Toronto Star

Verlander loses no-hit bid in ninth

- ANTHONY FENECH DETROIT FREE PRESS

DETROIT— It looked like Comerica Park in 2007, with Justin Verlander on the pitcher’s mound and befuddled batters in the batter’s box. One after another, they stepped in and stepped out with weak out after weak out. Back then, he was a sophomore.

It looked like Rogers Centre in 2011, with Verlander standing out there and sitting those hitters down with mid-90-mph fastballs in the early innings, then high-90-mph fastballs in the later innings. Three up, three down. Then six. Then a walk. A double-play. Then nine down. Then 12. 15. 18. 21. Back then, he was in his prime.

Now, Verlander is a wily veteran.
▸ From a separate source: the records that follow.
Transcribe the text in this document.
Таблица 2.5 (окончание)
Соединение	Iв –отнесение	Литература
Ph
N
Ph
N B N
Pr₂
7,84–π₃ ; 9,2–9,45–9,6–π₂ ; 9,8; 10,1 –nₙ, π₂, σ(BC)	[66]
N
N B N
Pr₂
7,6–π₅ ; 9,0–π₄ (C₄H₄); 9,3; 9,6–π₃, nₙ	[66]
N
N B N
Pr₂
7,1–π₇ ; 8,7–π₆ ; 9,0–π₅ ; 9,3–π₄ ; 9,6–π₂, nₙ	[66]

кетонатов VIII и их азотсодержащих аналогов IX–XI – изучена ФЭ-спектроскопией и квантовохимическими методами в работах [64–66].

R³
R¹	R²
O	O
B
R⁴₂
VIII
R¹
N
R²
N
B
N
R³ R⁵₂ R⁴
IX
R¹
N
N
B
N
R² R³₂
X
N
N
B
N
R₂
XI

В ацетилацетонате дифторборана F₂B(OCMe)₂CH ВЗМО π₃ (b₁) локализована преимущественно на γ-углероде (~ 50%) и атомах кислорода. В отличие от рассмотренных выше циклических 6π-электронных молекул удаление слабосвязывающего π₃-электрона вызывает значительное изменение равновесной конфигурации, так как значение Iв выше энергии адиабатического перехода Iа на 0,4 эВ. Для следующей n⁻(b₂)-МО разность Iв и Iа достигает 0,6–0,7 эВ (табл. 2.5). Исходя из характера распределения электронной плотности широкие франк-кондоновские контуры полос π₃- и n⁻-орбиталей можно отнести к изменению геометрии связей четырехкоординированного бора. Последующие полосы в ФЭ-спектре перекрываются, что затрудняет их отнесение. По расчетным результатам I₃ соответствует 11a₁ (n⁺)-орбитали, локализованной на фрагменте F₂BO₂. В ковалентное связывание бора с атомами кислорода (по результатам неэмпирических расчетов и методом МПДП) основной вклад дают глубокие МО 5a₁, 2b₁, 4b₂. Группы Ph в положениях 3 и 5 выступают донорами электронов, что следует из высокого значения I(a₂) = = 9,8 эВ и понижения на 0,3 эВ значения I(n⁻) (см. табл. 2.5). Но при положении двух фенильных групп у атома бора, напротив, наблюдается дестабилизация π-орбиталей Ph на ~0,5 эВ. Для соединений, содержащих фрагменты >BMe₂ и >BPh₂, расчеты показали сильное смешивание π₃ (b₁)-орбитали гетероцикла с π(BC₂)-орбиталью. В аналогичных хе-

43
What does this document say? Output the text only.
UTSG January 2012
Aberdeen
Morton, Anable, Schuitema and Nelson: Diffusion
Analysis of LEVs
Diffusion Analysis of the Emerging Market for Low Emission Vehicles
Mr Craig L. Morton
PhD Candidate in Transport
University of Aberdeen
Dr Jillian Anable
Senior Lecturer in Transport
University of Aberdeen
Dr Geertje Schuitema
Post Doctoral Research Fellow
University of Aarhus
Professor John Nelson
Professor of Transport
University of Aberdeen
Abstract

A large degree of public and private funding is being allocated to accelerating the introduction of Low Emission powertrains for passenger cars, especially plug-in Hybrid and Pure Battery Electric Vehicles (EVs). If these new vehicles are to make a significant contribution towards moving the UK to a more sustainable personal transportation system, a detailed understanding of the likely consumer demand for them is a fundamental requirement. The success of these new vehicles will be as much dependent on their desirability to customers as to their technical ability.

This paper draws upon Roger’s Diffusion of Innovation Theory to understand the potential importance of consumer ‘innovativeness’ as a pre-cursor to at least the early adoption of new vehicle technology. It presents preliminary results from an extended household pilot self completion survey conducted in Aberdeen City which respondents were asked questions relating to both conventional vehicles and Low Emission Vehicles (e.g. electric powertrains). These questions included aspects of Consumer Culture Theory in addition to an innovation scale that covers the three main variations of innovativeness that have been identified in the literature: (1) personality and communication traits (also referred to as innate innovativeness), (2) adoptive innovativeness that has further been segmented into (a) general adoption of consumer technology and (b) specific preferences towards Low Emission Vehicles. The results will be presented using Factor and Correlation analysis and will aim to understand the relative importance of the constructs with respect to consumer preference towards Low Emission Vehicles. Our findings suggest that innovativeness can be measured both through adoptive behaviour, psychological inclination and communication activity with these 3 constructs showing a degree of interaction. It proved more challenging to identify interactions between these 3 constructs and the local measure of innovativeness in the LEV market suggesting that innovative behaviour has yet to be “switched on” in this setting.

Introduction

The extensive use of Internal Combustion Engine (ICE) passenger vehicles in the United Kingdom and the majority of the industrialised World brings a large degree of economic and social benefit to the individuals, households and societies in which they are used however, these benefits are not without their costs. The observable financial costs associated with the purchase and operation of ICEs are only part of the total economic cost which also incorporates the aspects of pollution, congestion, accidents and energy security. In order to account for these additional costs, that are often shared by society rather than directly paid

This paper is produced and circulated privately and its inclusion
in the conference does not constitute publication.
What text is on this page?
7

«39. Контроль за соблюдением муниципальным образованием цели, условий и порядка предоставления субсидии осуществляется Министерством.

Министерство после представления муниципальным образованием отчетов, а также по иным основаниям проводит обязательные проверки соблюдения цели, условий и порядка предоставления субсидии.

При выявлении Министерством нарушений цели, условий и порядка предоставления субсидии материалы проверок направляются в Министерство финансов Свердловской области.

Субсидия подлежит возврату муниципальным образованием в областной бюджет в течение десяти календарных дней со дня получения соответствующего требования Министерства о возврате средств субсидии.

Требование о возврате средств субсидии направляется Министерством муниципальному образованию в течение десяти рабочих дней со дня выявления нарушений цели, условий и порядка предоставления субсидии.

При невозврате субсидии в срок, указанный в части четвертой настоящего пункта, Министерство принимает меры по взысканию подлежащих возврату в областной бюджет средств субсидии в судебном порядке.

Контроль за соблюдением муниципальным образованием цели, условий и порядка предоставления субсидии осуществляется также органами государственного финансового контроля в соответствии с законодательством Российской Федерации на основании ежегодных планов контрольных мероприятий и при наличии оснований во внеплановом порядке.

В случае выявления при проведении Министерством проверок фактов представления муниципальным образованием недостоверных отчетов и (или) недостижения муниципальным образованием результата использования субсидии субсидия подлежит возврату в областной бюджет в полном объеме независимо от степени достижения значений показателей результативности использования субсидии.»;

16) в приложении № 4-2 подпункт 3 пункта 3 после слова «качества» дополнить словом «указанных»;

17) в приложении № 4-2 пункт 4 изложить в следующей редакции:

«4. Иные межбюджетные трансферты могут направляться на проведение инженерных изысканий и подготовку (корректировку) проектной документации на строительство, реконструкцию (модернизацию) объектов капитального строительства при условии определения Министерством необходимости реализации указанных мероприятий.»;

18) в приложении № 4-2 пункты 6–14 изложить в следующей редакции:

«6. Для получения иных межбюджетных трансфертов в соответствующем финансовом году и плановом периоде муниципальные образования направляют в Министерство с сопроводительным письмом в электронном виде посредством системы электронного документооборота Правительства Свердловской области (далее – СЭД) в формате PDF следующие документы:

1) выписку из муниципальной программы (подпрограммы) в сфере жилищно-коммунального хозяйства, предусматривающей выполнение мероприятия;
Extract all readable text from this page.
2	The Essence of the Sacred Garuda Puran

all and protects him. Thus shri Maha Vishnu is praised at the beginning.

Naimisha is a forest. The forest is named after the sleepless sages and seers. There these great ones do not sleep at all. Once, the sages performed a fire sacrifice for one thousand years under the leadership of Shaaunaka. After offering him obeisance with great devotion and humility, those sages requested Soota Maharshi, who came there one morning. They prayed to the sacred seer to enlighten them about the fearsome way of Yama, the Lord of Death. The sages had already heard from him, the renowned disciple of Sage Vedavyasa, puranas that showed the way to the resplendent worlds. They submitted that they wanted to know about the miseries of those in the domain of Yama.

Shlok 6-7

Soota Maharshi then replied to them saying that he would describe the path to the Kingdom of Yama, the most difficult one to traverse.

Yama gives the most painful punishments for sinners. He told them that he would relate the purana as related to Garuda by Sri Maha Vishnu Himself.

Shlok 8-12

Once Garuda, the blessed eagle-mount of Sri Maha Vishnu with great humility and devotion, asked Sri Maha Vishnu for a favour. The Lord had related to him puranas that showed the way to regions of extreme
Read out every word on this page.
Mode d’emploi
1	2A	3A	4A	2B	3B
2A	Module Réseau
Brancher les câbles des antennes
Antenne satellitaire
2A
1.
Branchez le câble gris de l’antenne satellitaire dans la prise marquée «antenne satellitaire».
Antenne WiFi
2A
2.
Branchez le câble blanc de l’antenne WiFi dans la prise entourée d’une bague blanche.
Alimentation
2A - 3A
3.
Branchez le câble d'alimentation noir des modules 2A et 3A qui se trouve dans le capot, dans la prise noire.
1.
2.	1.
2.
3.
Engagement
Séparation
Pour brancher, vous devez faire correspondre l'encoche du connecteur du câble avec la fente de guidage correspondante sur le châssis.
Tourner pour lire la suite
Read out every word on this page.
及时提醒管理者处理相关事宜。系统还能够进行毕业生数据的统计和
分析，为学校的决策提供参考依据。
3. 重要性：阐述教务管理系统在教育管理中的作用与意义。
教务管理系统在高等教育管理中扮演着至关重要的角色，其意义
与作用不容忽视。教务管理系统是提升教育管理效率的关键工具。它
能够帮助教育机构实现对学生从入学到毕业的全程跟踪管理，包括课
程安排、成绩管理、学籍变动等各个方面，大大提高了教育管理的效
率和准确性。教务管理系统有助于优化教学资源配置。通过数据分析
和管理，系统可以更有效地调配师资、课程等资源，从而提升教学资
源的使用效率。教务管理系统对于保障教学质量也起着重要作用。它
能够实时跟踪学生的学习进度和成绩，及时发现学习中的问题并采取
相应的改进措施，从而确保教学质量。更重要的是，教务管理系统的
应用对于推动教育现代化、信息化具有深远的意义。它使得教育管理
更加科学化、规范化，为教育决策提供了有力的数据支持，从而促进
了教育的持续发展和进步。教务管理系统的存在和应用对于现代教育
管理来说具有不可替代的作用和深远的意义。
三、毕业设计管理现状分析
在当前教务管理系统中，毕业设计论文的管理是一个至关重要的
He has reached the highest of highs in his10-year career and last year, by his standards, fell to the lowest of lows.

But on this night at Comerica Park, after a six-start stretch to reassert his dominance at the top of the Tigers’ rotation, he, for at least one night, nearly climbed back on top of the major league mountain of starting pitchers with by nearly throwing his third career no-hitter in a 5-0 shutout of the Angels.

On a 97-mph fastball to leadoff the ninth inning, catcher Chris Iannetta doubled on a 2-2 pitch off the chalk line in left field, breaking up his chances to join the likes of Nolan Ryan, Sandy Koufax, Bob Feller and Cy Young with three each.

Verlander was dominant from the outset, striking out nine batters — eight of them swinging, to earn his seventh career shutout and first since 2012. He walked two batters, erasing them both on double plays — Ryan Jackson in the third inning and Erick Aybar in the eighth inning — and didn’t need much help from his defence, allowing two hard-hit balls.

“I don’t think this is a throwback,” Verlander said after a recent start. “This is the pitcher that I am.”

And on this night, Verlander, ace right-hander, was proved right.